The RCMP is committed to tackling impaired driving.
If you see someone you know attempting to drive home under the influence, reach out and stop them. Here are some tips to help:
· call a taxi/rideshare service.
· if available and sober, be their designated driver.
· offer your sofa for the night.
· take their keys away if necessary. Return the keys only if it is safe to do so.
· call 911 if they refuse to cooperate. It is safer for everyone to remove the risk.
This winter, unsafe weather conditions, poor visibility and fatigue can make it tougher to get home. Practice these preventative measures to keep your drive safe:
Be an early bird. Give yourself extra time for your commute. You won’t have to speed and can avoid major collisions by taking alternate routes.
Leave some room. Always maintain a safe (five-second) distance between you and the vehicle in front of you.
Be seen. Keep your lights and signals in good working order to be visible to other road users.
“In 2018 and 2019, there were over 3,700 impaired operation incidents cleared by charge from January 1st to October 31st. Unfortunately, impaired driving is still an ongoing issue on our roadways and remains a major contributing factor in fatal and serious injuries in Alberta,” says Supt.

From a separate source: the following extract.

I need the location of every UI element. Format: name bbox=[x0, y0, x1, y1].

Gary Graham, Alberta RCMP Traffic Services.
“We will continue collaborating with road users, community members and traffic safety partners to keep each other safe; do the right thing and don’t drive impaired.”
The Alberta RCMP will continue to work with Alberta Sheriffs and other law enforcement and safety partners to ensure Albertans make the right driving decisions. Follow our traffic safety tips on Facebook @RCMPinAlberta and Twitter @RCMPAlberta.
“You should never drive impaired or get into a car with an impaired driver. There’s no excuse,” says Supt. Rick Gardner, Alberta Sheriffs.
“Wherever you live, the biggest risk is not about getting caught, it is about the possibility that you may hurt someone, or yourself, on the way home.”